Incluso después de tanto tiempo, no logro distinguir la diferencia entre la verdadera amistad y el amor. A tí nunca te gustó clasificar lo que teníamos; “vive la realidad y no cuestiones tus sentimientos” me decías y callabas mis reproches con el más dulce beso.



Un rayo ilumina mi habitación, la habitación que alguna vez fue nuestra. A pesar de que éramos tan felices, sabíamos que las cosas buenas no son eternas, y lo comprobamos la noche en que aquella nube tormentosa opacó por primera vez tu luz. Ese día me confesaste que estabas enferma, que tu cuerpo era débil… aún así, yo no te abandoné, me quedé a tu lado día y noche hasta que mejoraste; aquel día en que por fin el color volvió a tu rostro, me sentí tan dichosa, por saberte bien, con nuevas energías.



Sin embargo, me escondías algo. Aquella recuperación era sólo momentánea; tu salud estaba más dañada de lo que yo creía, pero tú no dijiste nada para no entristecerme, siempre pensaste en mí antes que en ti.



La segunda vez que esa terrible enfermedad te tumbó en la cama, ya no pudiste levantarte, mi amor, sin embargo, tu no lloraste ni una sola vez, a pesar del dolor y del sufrimiento por el que tu frágil cuerpo estaba pasando. Y el día en que finalmente tu sonrisa se apagó para siempre, yo tampoco me permití llorar, pues, a pesar del dolor que tu muerte me causaba, sabía que por fin tu martirio había terminado.



Ya casi es de mañana, el sol está a punto de salir; ardientes lágrimas resbalan por mis mejillas, pues aún no puedo aceptar el haberte perdido. No puedo aceptar que te hayan arrebatado de mis brazos. Este amor aún me quema por dentro, y por eso no puedo aceptar tu ausencia. Por eso y más no puedo aceptar la falta de tus caricias y tus besos.
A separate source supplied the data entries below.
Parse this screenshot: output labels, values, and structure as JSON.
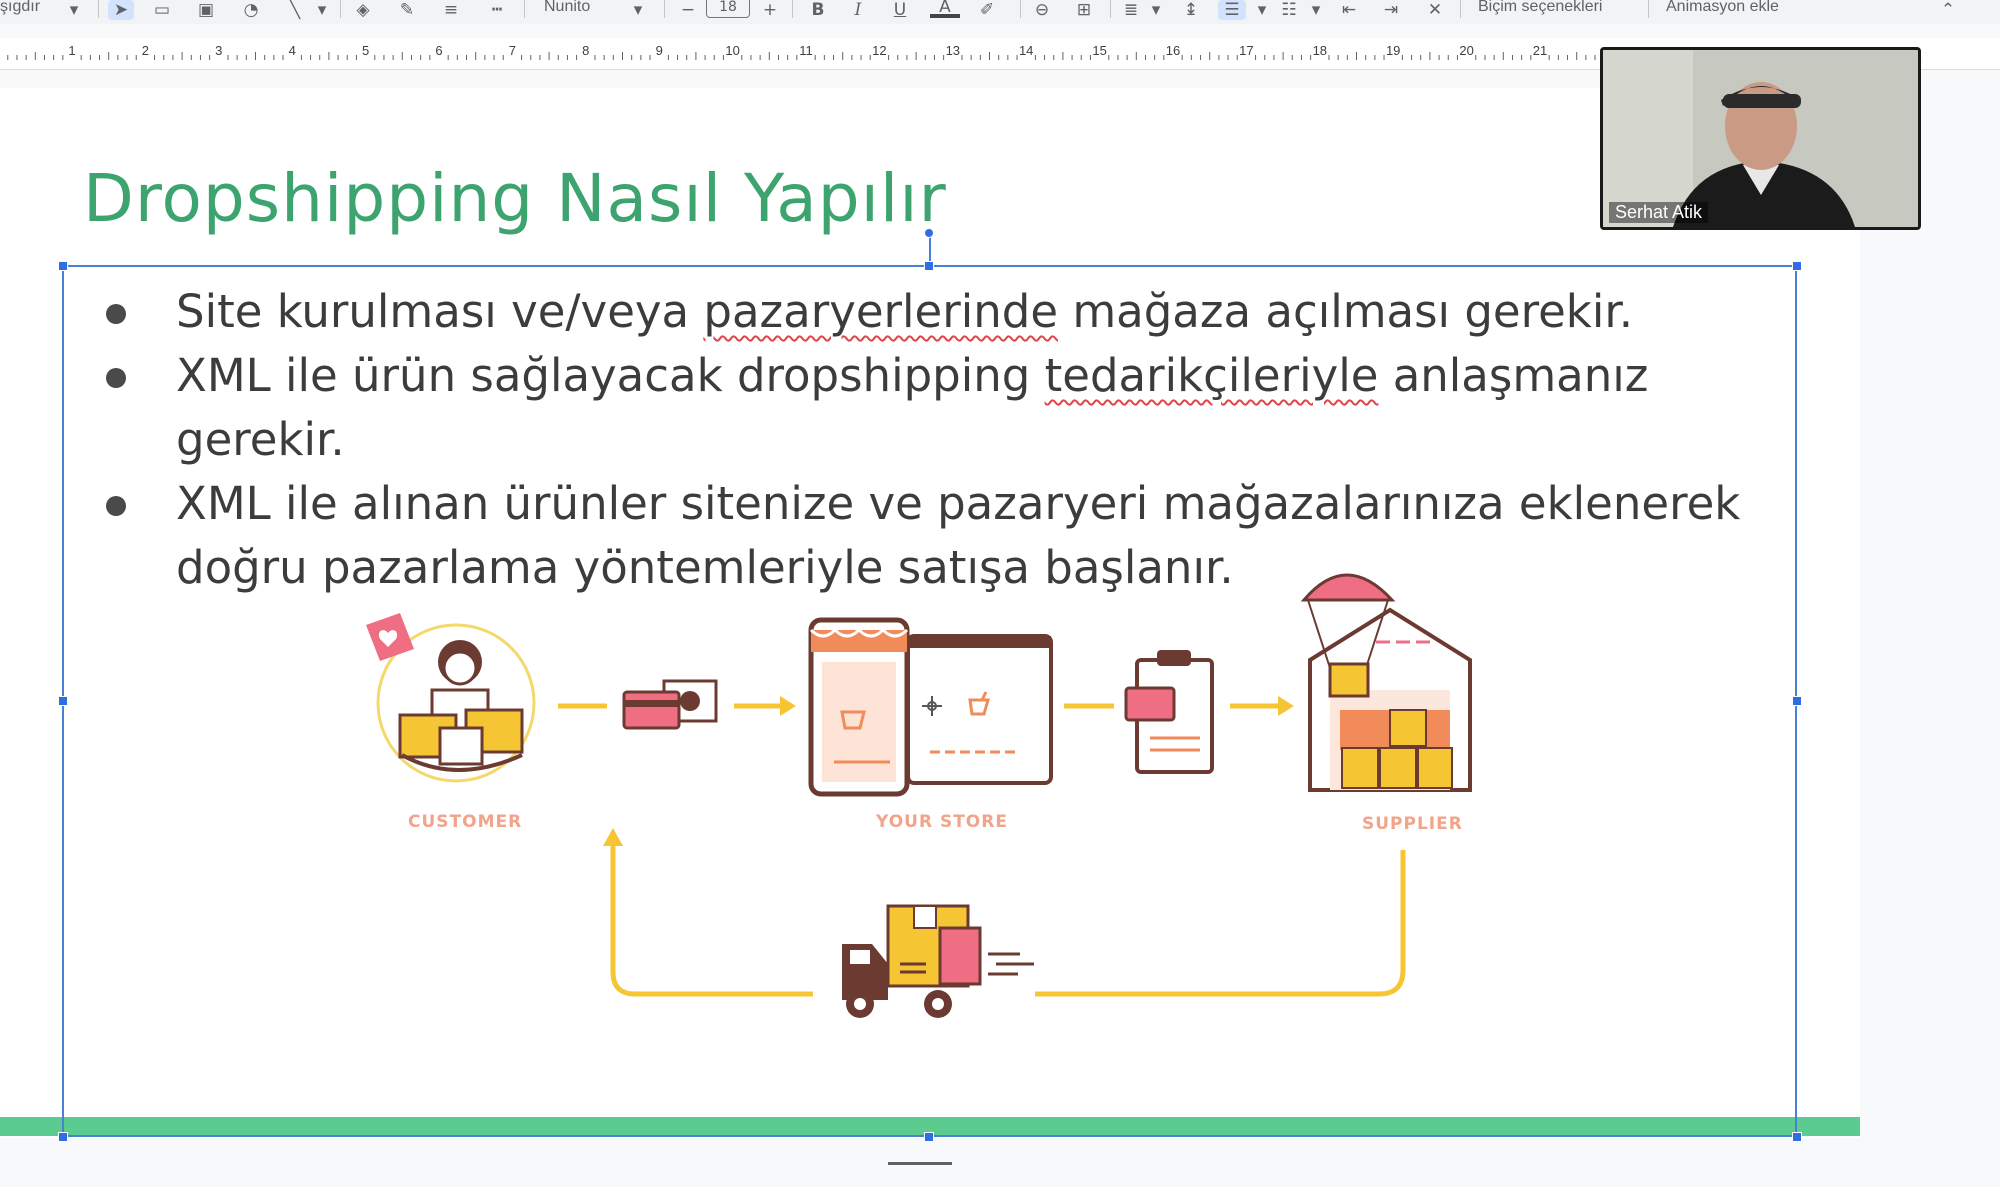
{
  "toolbar": {
    "paste_label": "şıgdır",
    "font_name": "Nunito",
    "font_size": "18",
    "format_options": "Biçim seçenekleri",
    "animation": "Animasyon ekle",
    "ruler_ticks": [
      "1",
      "2",
      "3",
      "4",
      "5",
      "6",
      "7",
      "8",
      "9",
      "10",
      "11",
      "12",
      "13",
      "14",
      "15",
      "16",
      "17",
      "18",
      "19",
      "20",
      "21"
    ],
    "icons": [
      "select-arrow-icon",
      "textbox-icon",
      "image-icon",
      "shape-icon",
      "line-icon",
      "fill-color-icon",
      "pen-icon",
      "border-weight-icon",
      "border-dash-icon",
      "bold-icon",
      "italic-icon",
      "underline-icon",
      "text-color-icon",
      "highlight-icon",
      "link-icon",
      "comment-icon",
      "align-icon",
      "line-spacing-icon",
      "bulleted-list-icon",
      "numbered-list-icon",
      "decrease-indent-icon",
      "increase-indent-icon",
      "clear-format-icon",
      "collapse-icon"
    ]
  },
  "slide": {
    "title": "Dropshipping Nasıl Yapılır",
    "bullets": [
      {
        "before": "Site kurulması ve/veya ",
        "marked": "pazaryerlerinde",
        "after": " mağaza açılması gerekir."
      },
      {
        "before": "XML ile ürün sağlayacak dropshipping ",
        "marked": "tedarikçileriyle",
        "after": " anlaşmanız gerekir."
      },
      {
        "before": "XML ile alınan ürünler sitenize ve pazaryeri mağazalarınıza eklenerek doğru pazarlama yöntemleriyle satışa başlanır.",
        "marked": "",
        "after": ""
      }
    ],
    "diagram": {
      "customer_label": "CUSTOMER",
      "store_label": "YOUR STORE",
      "supplier_label": "SUPPLIER"
    },
    "colors": {
      "title": "#3da46f",
      "accent_bar": "#5ccb90",
      "arrow": "#f5c533",
      "selection": "#4a7fd6"
    }
  },
  "webcam": {
    "name": "Serhat Atik"
  }
}
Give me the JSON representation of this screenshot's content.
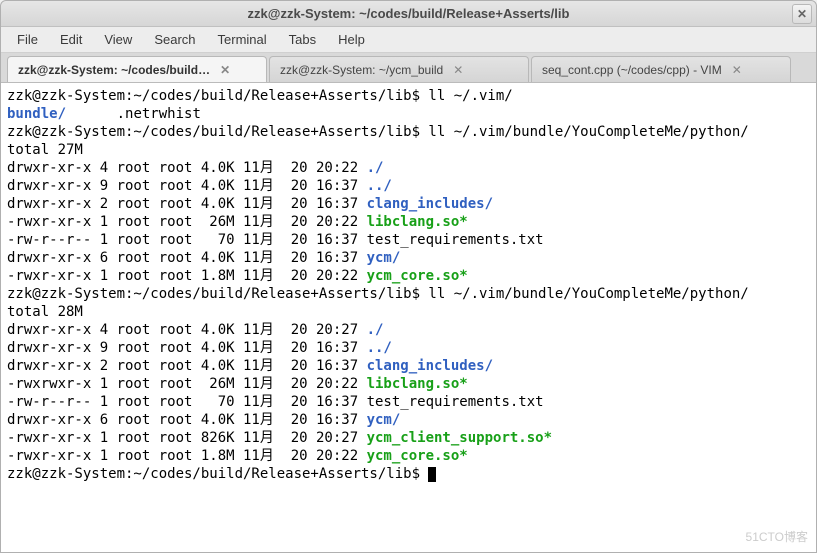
{
  "window": {
    "title": "zzk@zzk-System: ~/codes/build/Release+Asserts/lib"
  },
  "menu": [
    "File",
    "Edit",
    "View",
    "Search",
    "Terminal",
    "Tabs",
    "Help"
  ],
  "tabs": [
    {
      "title": "zzk@zzk-System: ~/codes/build…",
      "active": true
    },
    {
      "title": "zzk@zzk-System: ~/ycm_build",
      "active": false
    },
    {
      "title": "seq_cont.cpp (~/codes/cpp) - VIM",
      "active": false
    }
  ],
  "prompt_base": "zzk@zzk-System:~/codes/build/Release+Asserts/lib$ ",
  "commands": {
    "cmd1": "ll ~/.vim/",
    "cmd2": "ll ~/.vim/bundle/YouCompleteMe/python/",
    "cmd3": "ll ~/.vim/bundle/YouCompleteMe/python/"
  },
  "ls1_line": "bundle/      .netrwhist",
  "listing1": {
    "total": "total 27M",
    "rows": [
      {
        "meta": "drwxr-xr-x 4 root root 4.0K 11月  20 20:22 ",
        "name": "./",
        "type": "dir"
      },
      {
        "meta": "drwxr-xr-x 9 root root 4.0K 11月  20 16:37 ",
        "name": "../",
        "type": "dir"
      },
      {
        "meta": "drwxr-xr-x 2 root root 4.0K 11月  20 16:37 ",
        "name": "clang_includes/",
        "type": "dir"
      },
      {
        "meta": "-rwxr-xr-x 1 root root  26M 11月  20 20:22 ",
        "name": "libclang.so*",
        "type": "exe"
      },
      {
        "meta": "-rw-r--r-- 1 root root   70 11月  20 16:37 ",
        "name": "test_requirements.txt",
        "type": "file"
      },
      {
        "meta": "drwxr-xr-x 6 root root 4.0K 11月  20 16:37 ",
        "name": "ycm/",
        "type": "dir"
      },
      {
        "meta": "-rwxr-xr-x 1 root root 1.8M 11月  20 20:22 ",
        "name": "ycm_core.so*",
        "type": "exe"
      }
    ]
  },
  "listing2": {
    "total": "total 28M",
    "rows": [
      {
        "meta": "drwxr-xr-x 4 root root 4.0K 11月  20 20:27 ",
        "name": "./",
        "type": "dir"
      },
      {
        "meta": "drwxr-xr-x 9 root root 4.0K 11月  20 16:37 ",
        "name": "../",
        "type": "dir"
      },
      {
        "meta": "drwxr-xr-x 2 root root 4.0K 11月  20 16:37 ",
        "name": "clang_includes/",
        "type": "dir"
      },
      {
        "meta": "-rwxrwxr-x 1 root root  26M 11月  20 20:22 ",
        "name": "libclang.so*",
        "type": "exe"
      },
      {
        "meta": "-rw-r--r-- 1 root root   70 11月  20 16:37 ",
        "name": "test_requirements.txt",
        "type": "file"
      },
      {
        "meta": "drwxr-xr-x 6 root root 4.0K 11月  20 16:37 ",
        "name": "ycm/",
        "type": "dir"
      },
      {
        "meta": "-rwxr-xr-x 1 root root 826K 11月  20 20:27 ",
        "name": "ycm_client_support.so*",
        "type": "exe"
      },
      {
        "meta": "-rwxr-xr-x 1 root root 1.8M 11月  20 20:22 ",
        "name": "ycm_core.so*",
        "type": "exe"
      }
    ]
  },
  "watermark": "51CTO博客"
}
Finalmente ha dejado de llover y ha salido el sol, dejando en la bóveda celeste un arcoíris. “Después de la tormenta viene siempre el arcoíris”, me dijiste en uno de tus peores días.



Mi querido arcoíris, nunca más podré ser tan feliz como lo fuí a tu lado, pero por tí, intentaré salir de este abismo de tristeza en el cual me hundo cada día más. ¡Oh, arcoíris, mi preciado arcoíris! Gracias por mostrarme el amor y la dicha, por permitirme sentir desde la más inmensa felicidad hasta la más fría de las penas. Por todo, gracias. Siempre te amaré.